Author: Curtis, K.; Keeling, D.; Yetka, K.; Larson, A.; Gonzalez, R.
Title: Wastewater SARS-CoV-2 Concentration and Loading Variability from Grab and 24-Hour Composite Samples Cord-id: 0qvvuv7e Document date: 2020_7_11
ID: 0qvvuv7e
Snippet: The ongoing COVID-19 pandemic caused by severe acute respiratory syndrome coronavirus 2 (SARS-CoV-2) requires a significant, coordinated public health response. Assessing case density and spread of infection is critical and relies largely on clinical testing data. However, clinical testing suffers from known limitations, including test availability and a bias towards enumerating only symptomatic individuals. Wastewater-based epidemiology (WBE) has gained widespread support as a potential complem
Document: The ongoing COVID-19 pandemic caused by severe acute respiratory syndrome coronavirus 2 (SARS-CoV-2) requires a significant, coordinated public health response. Assessing case density and spread of infection is critical and relies largely on clinical testing data. However, clinical testing suffers from known limitations, including test availability and a bias towards enumerating only symptomatic individuals. Wastewater-based epidemiology (WBE) has gained widespread support as a potential complement to clinical testing for assessing COVID-19 infections at the community scale. The efficacy of WBE hinges on the ability to accurately characterize SARS-CoV-2 concentrations in wastewater. To date, a variety of sampling schemes have been used without consensus around the appropriateness of grab or composite sampling. Here we address a key WBE knowledge gap by examining the variability of SARS-CoV-2 concentrations in wastewater grab samples collected every 2 hours for 72 hours compared with corresponding 24-hour flow-weighted composite samples.

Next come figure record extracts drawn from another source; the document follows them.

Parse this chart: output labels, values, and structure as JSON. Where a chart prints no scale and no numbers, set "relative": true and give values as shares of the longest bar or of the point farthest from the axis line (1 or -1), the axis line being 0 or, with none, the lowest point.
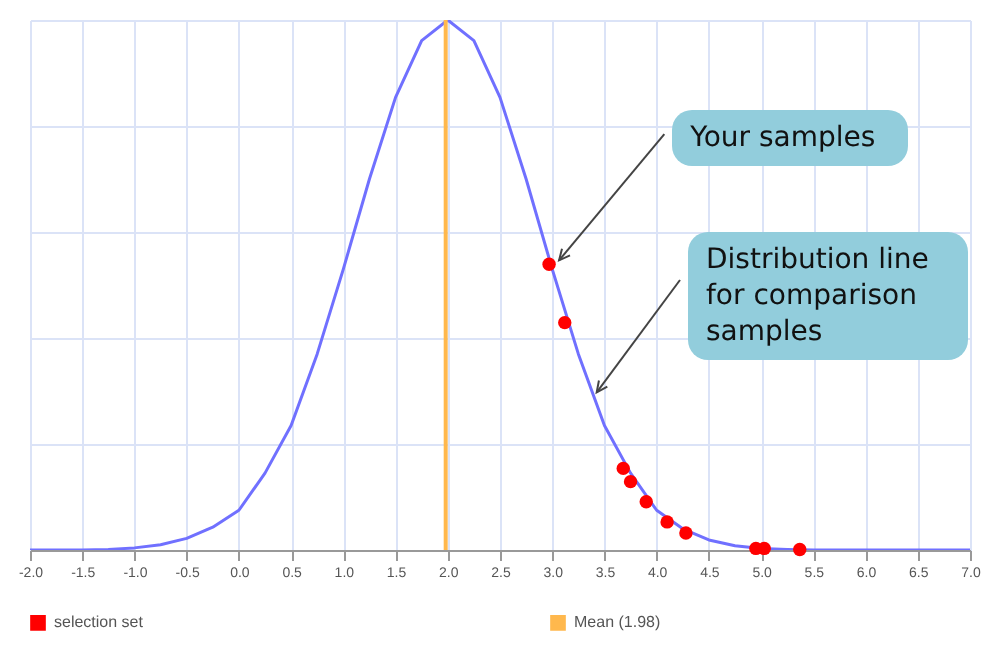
{
  "chart_data": {
    "type": "line",
    "relative": true,
    "xlim": [
      -2,
      7
    ],
    "xticks": [
      {
        "value": -2,
        "label": "-2.0"
      },
      -1.5,
      {
        "value": -1,
        "label": "-1.0"
      },
      -0.5,
      {
        "value": 0,
        "label": "0.0"
      },
      0.5,
      {
        "value": 1,
        "label": "1.0"
      },
      1.5,
      {
        "value": 2,
        "label": "2.0"
      },
      2.5,
      {
        "value": 3,
        "label": "3.0"
      },
      3.5,
      {
        "value": 4,
        "label": "4.0"
      },
      4.5,
      {
        "value": 5,
        "label": "5.0"
      },
      5.5,
      {
        "value": 6,
        "label": "6.0"
      },
      6.5,
      {
        "value": 7,
        "label": "7.0"
      }
    ],
    "series": [
      {
        "type": "line",
        "color": "#7070ff",
        "x": [
          -2,
          -1.75,
          -1.5,
          -1.25,
          -1,
          -0.75,
          -0.5,
          -0.25,
          0,
          0.25,
          0.5,
          0.75,
          1,
          1.25,
          1.5,
          1.75,
          2,
          2.25,
          2.5,
          2.75,
          3,
          3.25,
          3.5,
          3.75,
          4,
          4.25,
          4.5,
          4.75,
          5,
          5.25,
          5.5,
          6,
          6.5,
          7
        ],
        "values": [
          0,
          0,
          0,
          0.001,
          0.004,
          0.01,
          0.022,
          0.043,
          0.075,
          0.145,
          0.235,
          0.37,
          0.53,
          0.7,
          0.854,
          0.961,
          1,
          0.961,
          0.854,
          0.7,
          0.53,
          0.37,
          0.235,
          0.145,
          0.075,
          0.04,
          0.019,
          0.008,
          0.003,
          0.001,
          0,
          0,
          0,
          0
        ]
      },
      {
        "type": "scatter",
        "name": "selection set",
        "color": "#ff0000",
        "marker": "circle",
        "x": [
          2.97,
          3.12,
          3.68,
          3.75,
          3.9,
          4.1,
          4.28,
          4.95,
          5.03,
          5.37
        ],
        "values": [
          0.539,
          0.429,
          0.154,
          0.129,
          0.091,
          0.053,
          0.032,
          0.003,
          0.003,
          0.001
        ]
      }
    ],
    "ref_lines": [
      {
        "axis": "x",
        "value": 1.98,
        "label": "Mean (1.98)",
        "color": "#ffb84d"
      }
    ],
    "annotations": [
      {
        "text": "Your samples",
        "x": 2.97,
        "y": 0.539
      },
      {
        "text": "Distribution line for comparison samples",
        "x": 3.33,
        "y": 0.29
      }
    ],
    "grid": true,
    "legend": "bottom",
    "line_style": "solid"
  }
}
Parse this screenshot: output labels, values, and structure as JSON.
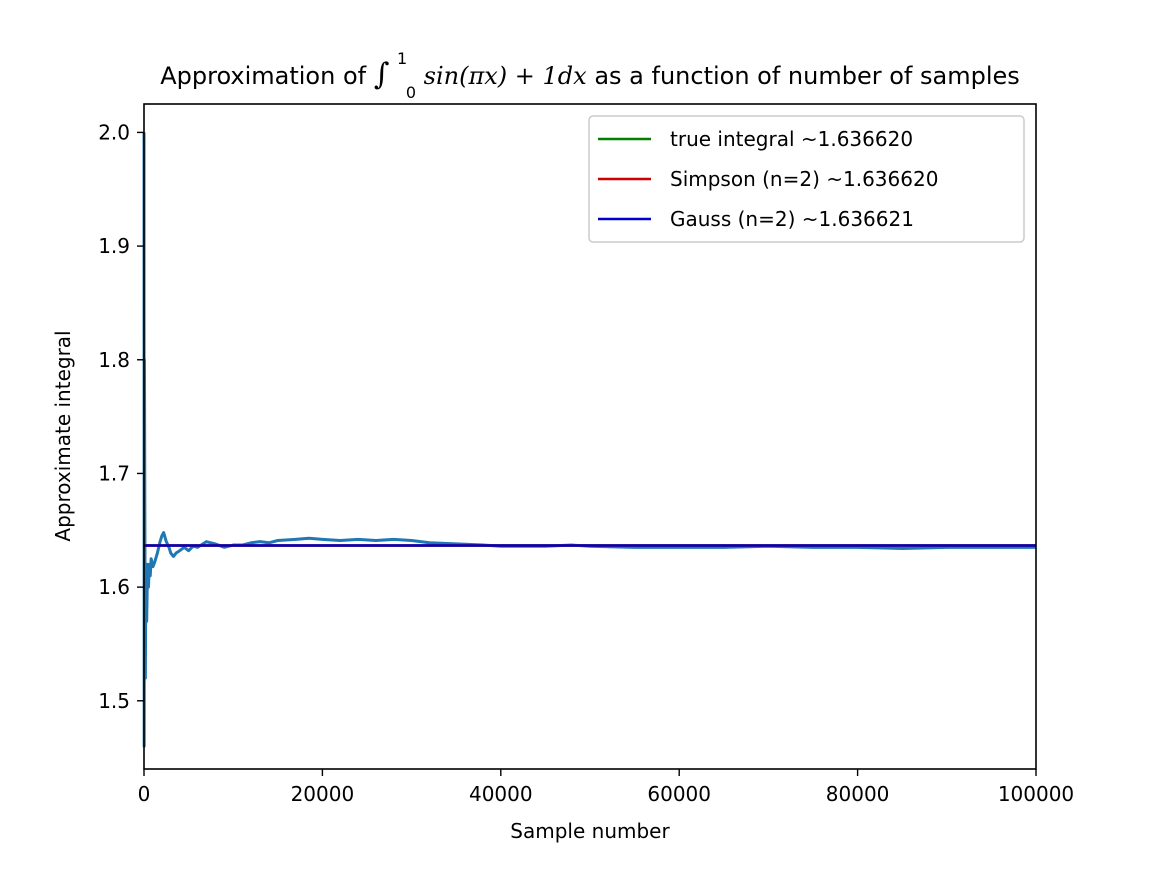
{
  "chart_data": {
    "type": "line",
    "title": {
      "prefix": "Approximation of ",
      "integral_sign": "∫",
      "upper_limit": "1",
      "lower_limit": "0",
      "integrand": "sin(πx) + 1dx",
      "suffix": " as a function of number of samples"
    },
    "xlabel": "Sample number",
    "ylabel": "Approximate integral",
    "xlim": [
      0,
      100000
    ],
    "ylim": [
      1.44,
      2.025
    ],
    "x_ticks": [
      0,
      20000,
      40000,
      60000,
      80000,
      100000
    ],
    "x_tick_labels": [
      "0",
      "20000",
      "40000",
      "60000",
      "80000",
      "100000"
    ],
    "y_ticks": [
      1.5,
      1.6,
      1.7,
      1.8,
      1.9,
      2.0
    ],
    "y_tick_labels": [
      "1.5",
      "1.6",
      "1.7",
      "1.8",
      "1.9",
      "2.0"
    ],
    "grid": false,
    "legend_position": "top-right",
    "series": [
      {
        "name": "true integral  ~1.636620",
        "kind": "hline",
        "y": 1.63662,
        "color": "#008000"
      },
      {
        "name": "Simpson (n=2)  ~1.636620",
        "kind": "hline",
        "y": 1.63662,
        "color": "#cc0000"
      },
      {
        "name": "Gauss (n=2)  ~1.636621",
        "kind": "hline",
        "y": 1.636621,
        "color": "#0000cc"
      },
      {
        "kind": "line",
        "color": "#1f77b4",
        "x": [
          1,
          20,
          50,
          100,
          150,
          200,
          300,
          400,
          500,
          600,
          700,
          800,
          1000,
          1200,
          1500,
          1800,
          2000,
          2200,
          2500,
          2800,
          3000,
          3300,
          3600,
          4000,
          4500,
          5000,
          5500,
          6000,
          7000,
          8000,
          9000,
          10000,
          11000,
          12000,
          13000,
          14000,
          15000,
          17000,
          18500,
          20000,
          22000,
          24000,
          26000,
          28000,
          30000,
          32000,
          35000,
          38000,
          40000,
          45000,
          48000,
          50000,
          55000,
          60000,
          65000,
          70000,
          75000,
          80000,
          85000,
          90000,
          95000,
          100000
        ],
        "y": [
          2.0,
          1.46,
          1.8,
          1.65,
          1.52,
          1.6,
          1.57,
          1.62,
          1.6,
          1.62,
          1.61,
          1.625,
          1.618,
          1.622,
          1.63,
          1.64,
          1.645,
          1.648,
          1.64,
          1.635,
          1.63,
          1.627,
          1.63,
          1.632,
          1.635,
          1.632,
          1.636,
          1.635,
          1.64,
          1.638,
          1.635,
          1.637,
          1.637,
          1.639,
          1.64,
          1.639,
          1.641,
          1.642,
          1.643,
          1.642,
          1.641,
          1.642,
          1.641,
          1.642,
          1.641,
          1.639,
          1.638,
          1.637,
          1.636,
          1.636,
          1.637,
          1.636,
          1.635,
          1.635,
          1.635,
          1.636,
          1.635,
          1.635,
          1.634,
          1.635,
          1.635,
          1.635
        ]
      }
    ]
  }
}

Results show relatively low variability (mean for all assays = 741 copies 100 mL-1, standard deviation = 508 copies 100 mL-1) for grab sample concentrations, and good agreement between most grab samples and their respective composite (mean deviation from composite = 159 copies 100 mL-1). When SARS-CoV-2 concentrations are used to calculate viral load, the discrepancy between grabs (log10 difference = 12.0) or a grab and its associated composite (log10 difference = 11.8) are amplified. A similar effect is seen when estimating carrier prevalence in a catchment population with median estimates based on grabs ranging 62-1853 carriers. Findings suggest that grab samples may be sufficient to characterize SARS-CoV-2 concentrations, but additional calculations using these data may be sensitive to grab sample variability and warrant the use of flow-weighted composite sampling. These data inform future WBE work by helping determine the most appropriate sampling scheme and facilitate sharing of datasets between studies via consistent methodology.